Baton Rouge families attend ceremonies at National Police Memorial in honor of fallen loved ones

Baton Rouge families attend ceremonies at National Police Memorial in honor of fallen loved ones

WASHINGTON, DC (WAFB) - National Police Week will take on heavy meaning for many families in Baton Rouge, as several of our own fallen heroes are honored and remembered.

They described the emotions of seeing their loved ones added to the National Police Memorial in Washington, DC.


National Police Memorial Ceremony Preview

"It's a place of honor, a place where all these names on the wall or recognized," said Baton Rouge Police Chief Carl Dabadie Jr. "As you look around with the notes and patches and flowers and wreaths, it's a very emotional place."

As the water flows in the fountain, so does the heartache, pain and memories of those taken away.

"It's hard," said Tonja Garafola, widow of Brad Garafola, a deputy with the East Baton Rouge Parish Sheriff's Office killed in the July ambush shooting. "I do everything. I do it for him."

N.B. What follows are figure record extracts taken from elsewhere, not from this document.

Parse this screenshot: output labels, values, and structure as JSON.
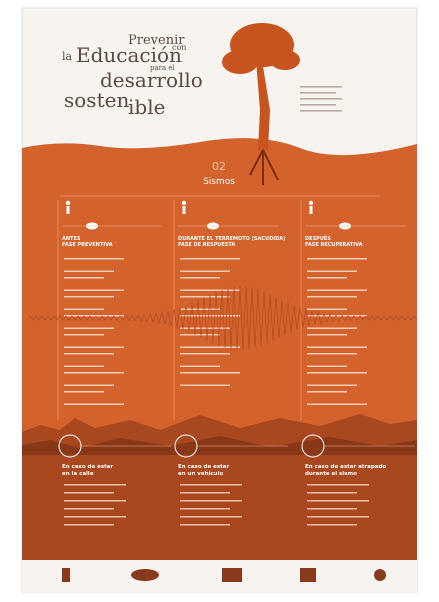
{
  "header": {
    "title_lines": [
      "Prevenir",
      "con",
      "la",
      "Educación",
      "para el",
      "desarrollo",
      "sosten",
      "ible"
    ]
  },
  "section": {
    "number": "02",
    "title": "Sismos"
  },
  "phases": [
    {
      "heading": [
        "ANTES",
        "FASE PREVENTIVA"
      ]
    },
    {
      "heading": [
        "DURANTE EL TERREMOTO (SACUDIDA)",
        "FASE DE RESPUESTA"
      ]
    },
    {
      "heading": [
        "DESPUÉS",
        "FASE RECUPERATIVA"
      ]
    }
  ],
  "cases": [
    {
      "heading": [
        "En caso de estar",
        "en la calle"
      ]
    },
    {
      "heading": [
        "En caso de estar",
        "en un vehículo"
      ]
    },
    {
      "heading": [
        "En caso de estar atrapado",
        "durante el sismo"
      ]
    }
  ]
}
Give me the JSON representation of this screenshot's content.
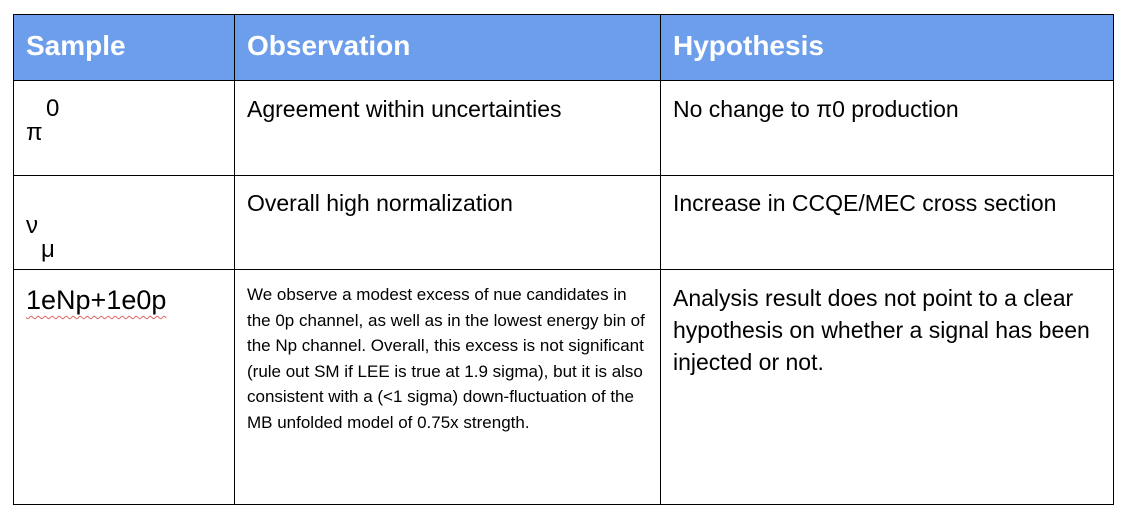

"You know they are here. You know they are looking down upon us. You kind of want to say you are sorry because they sacrificed so much for us," Dabadie added.

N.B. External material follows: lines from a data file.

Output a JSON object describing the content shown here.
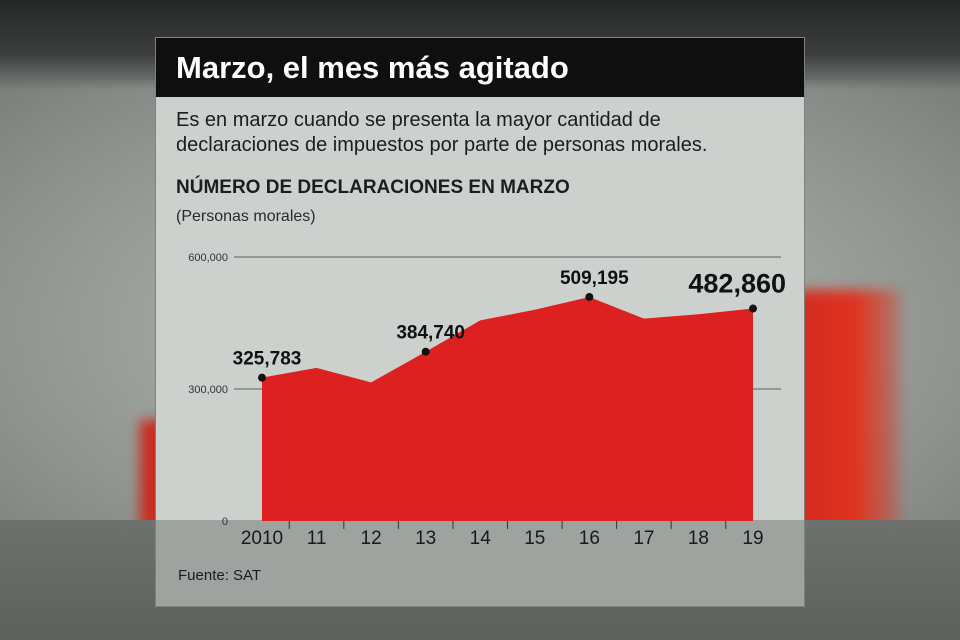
{
  "title": "Marzo, el mes más agitado",
  "description": "Es en marzo cuando se presenta la mayor cantidad de declaraciones de impuestos por parte de personas morales.",
  "source": "Fuente: SAT",
  "colors": {
    "area": "#dd2020",
    "title_bg": "#0f0f0f",
    "panel": "#ccd1ce"
  },
  "chart_data": {
    "type": "area",
    "title": "NÚMERO DE DECLARACIONES EN MARZO",
    "subtitle": "(Personas morales)",
    "categories": [
      "2010",
      "11",
      "12",
      "13",
      "14",
      "15",
      "16",
      "17",
      "18",
      "19"
    ],
    "values": [
      325783,
      348000,
      315000,
      384740,
      456000,
      480000,
      509195,
      460000,
      470000,
      482860
    ],
    "y_ticks": [
      {
        "value": 0,
        "label": "0"
      },
      {
        "value": 300000,
        "label": "300,000"
      },
      {
        "value": 600000,
        "label": "600,000"
      }
    ],
    "ylim": [
      0,
      600000
    ],
    "annotations": [
      {
        "index": 0,
        "label": "325,783",
        "emphasis": false
      },
      {
        "index": 3,
        "label": "384,740",
        "emphasis": false
      },
      {
        "index": 6,
        "label": "509,195",
        "emphasis": false
      },
      {
        "index": 9,
        "label": "482,860",
        "emphasis": true
      }
    ],
    "xlabel": "",
    "ylabel": ""
  }
}
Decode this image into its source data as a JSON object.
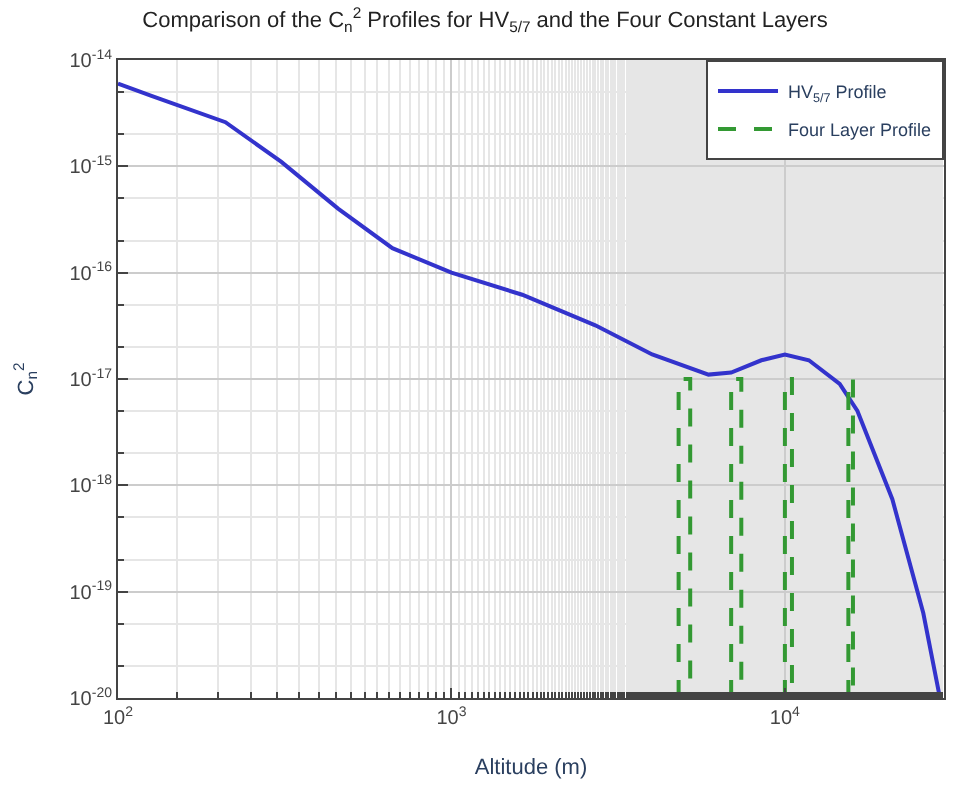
{
  "chart_data": {
    "type": "line",
    "title": "Comparison of the C$_{n}$$^{2}$ Profiles for HV$_{5/7}$ and the Four Constant Layers",
    "xlabel": "Altitude (m)",
    "ylabel": "C$_{n}$$^{2}$",
    "log": "xy",
    "grid": true,
    "legend": "top right",
    "marker": "none",
    "xlim": [
      100,
      30000
    ],
    "ylim": [
      1e-20,
      1e-14
    ],
    "xticks": [
      {
        "value": 100,
        "label": "10$^{2}$"
      },
      {
        "value": 1000,
        "label": "10$^{3}$"
      },
      {
        "value": 10000,
        "label": "10$^{4}$"
      }
    ],
    "yticks": [
      {
        "value": 1e-20,
        "label": "10$^{-20}$"
      },
      {
        "value": 1e-19,
        "label": "10$^{-19}$"
      },
      {
        "value": 1e-18,
        "label": "10$^{-18}$"
      },
      {
        "value": 1e-17,
        "label": "10$^{-17}$"
      },
      {
        "value": 1e-16,
        "label": "10$^{-16}$"
      },
      {
        "value": 1e-15,
        "label": "10$^{-15}$"
      },
      {
        "value": 1e-14,
        "label": "10$^{-14}$"
      }
    ],
    "series": [
      {
        "name": "HV$_{5/7}$ Profile",
        "color": "#3333cc",
        "line_style": "solid",
        "x": [
          100,
          126,
          210,
          309,
          457,
          665,
          1000,
          1630,
          2700,
          4000,
          5900,
          6900,
          8500,
          10000,
          11800,
          14600,
          16500,
          21000,
          26000,
          29000
        ],
        "values": [
          6e-15,
          4.6e-15,
          2.6e-15,
          1.1e-15,
          4e-16,
          1.7e-16,
          1e-16,
          6.2e-17,
          3.2e-17,
          1.7e-17,
          1.1e-17,
          1.15e-17,
          1.5e-17,
          1.7e-17,
          1.5e-17,
          9e-18,
          5e-18,
          7.4e-19,
          6.3e-20,
          1.1e-20
        ]
      },
      {
        "name": "Four Layer Profile",
        "color": "#339933",
        "line_style": "dashed",
        "x": [
          4800,
          4800,
          5200,
          5200,
          null,
          6900,
          6900,
          7400,
          7400,
          null,
          10000,
          10000,
          10500,
          10500,
          null,
          15500,
          15500,
          16000,
          16000
        ],
        "values": [
          1e-20,
          1e-17,
          1e-17,
          1e-20,
          null,
          1e-20,
          1e-17,
          1e-17,
          1e-20,
          null,
          1e-20,
          1e-17,
          1e-17,
          1e-20,
          null,
          1e-20,
          1e-17,
          1e-17,
          1e-20
        ]
      }
    ]
  }
}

"It is sad to see the names on this one, so many officers that have lost their lives to protect us," said Nefthali Sanchez.

"Such love for Matt and for all of the fallen officers," said Ronnie Gerald, the father of Matthew Gerald, an officer with the Baton Rouge Police Department killed in the July ambush shooting.

"I'm drawing the people because all of the names of the fallen officers who got shot," said Samuel Sanchez, a 5-year-old boy.

"I am glad my son is here to see the many names of the officers on the wall, that it is not only few that we have lost in Baton Rouge, but it is all across the United States. It should not be this many," Nefthali Sanchez explained.

Hundreds, if not thousands, of names are in the walls at the National Police Memorial in honor of all the men and women who have died in the line of duty.

As a keepsake, families can color over each name with their officer's name visible through the blue.

"Having to let your kid color their dad's name on a wall was kind of tough," said Dechia Gerald, widow of Matthew Gerald.

"[It's] overwhelming to see all the officers on that wall, so many sacrifices made, so many other people who were in the same position we are in," Tonja Garafola added.

Through the heartache, there are miracles, such "Baby Buttons" and signs their loved ones may be gone but they will never be forgotten by family, friends or even history.

"It's very emotional right now," Dabadie explained.

"What they are doing is a great thing for the kids and her and I know they missing quite a bit," added Ronnie Gerald.

The memorial service will be held Monday at the US Capitol at 10 a.m. Central.